We are therefore of the opinion the assignments of prejudicial misconduct do not constitute reversible error. Numerous citations of authorities support the text which is found in 8 California Jurisprudence, section 602, as follows: “Courts are strongly inclined against setting aside convictions upon the ground of misconduct of district attorneys alone. Such misconduct, therefore, is not ground for a reversal when it is unimportant or slight, or when it cannot prejudice the defendant, or when it appears that the verdict would not have been controlled or affected by it, as where the evidence is such that it is inconceivable that any honest jury could have found any other verdict in the absence of any dereliction on the part of the district attorney.
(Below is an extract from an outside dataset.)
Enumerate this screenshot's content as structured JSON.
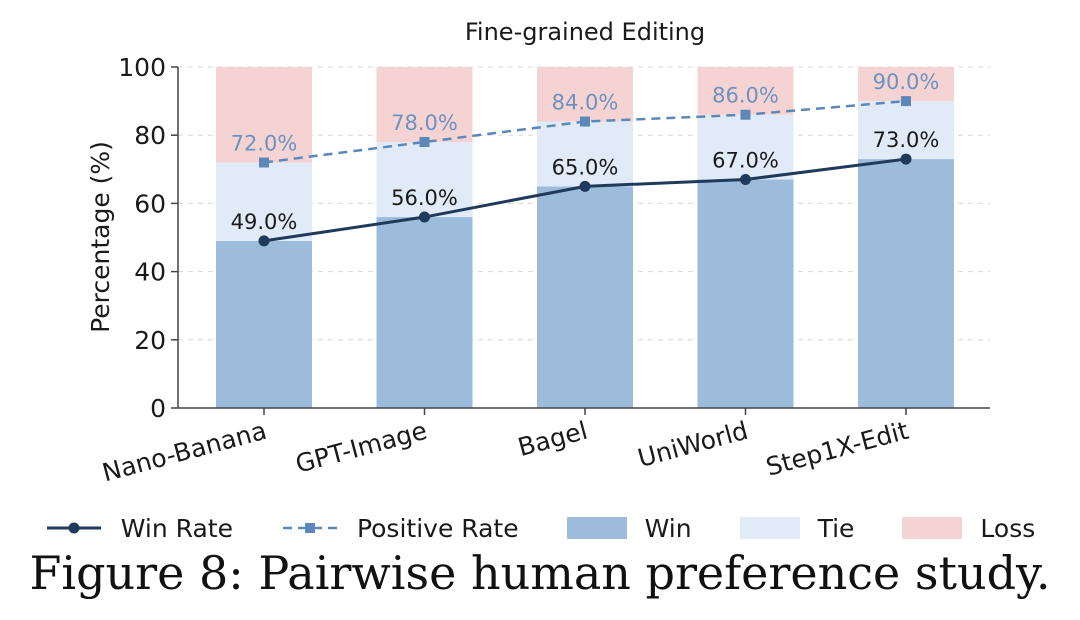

A judgment will not be reversed because of the misconduct of the district attorney except in clear, and extreme cases, and unless the misconduct is flagrant and obviously prejudicial, and unless, in the opinion of the appellate court from a review of the entire record, it results in a miscarriage of justice.”
We are convinced the present case did not result in a miscarriage of justice.
The judgment and the orders are affirmed.
Mr. Justice THOMPSON delivered the opinion of the court.
We concur: PULLEN, P. J.; PLUMMER, J.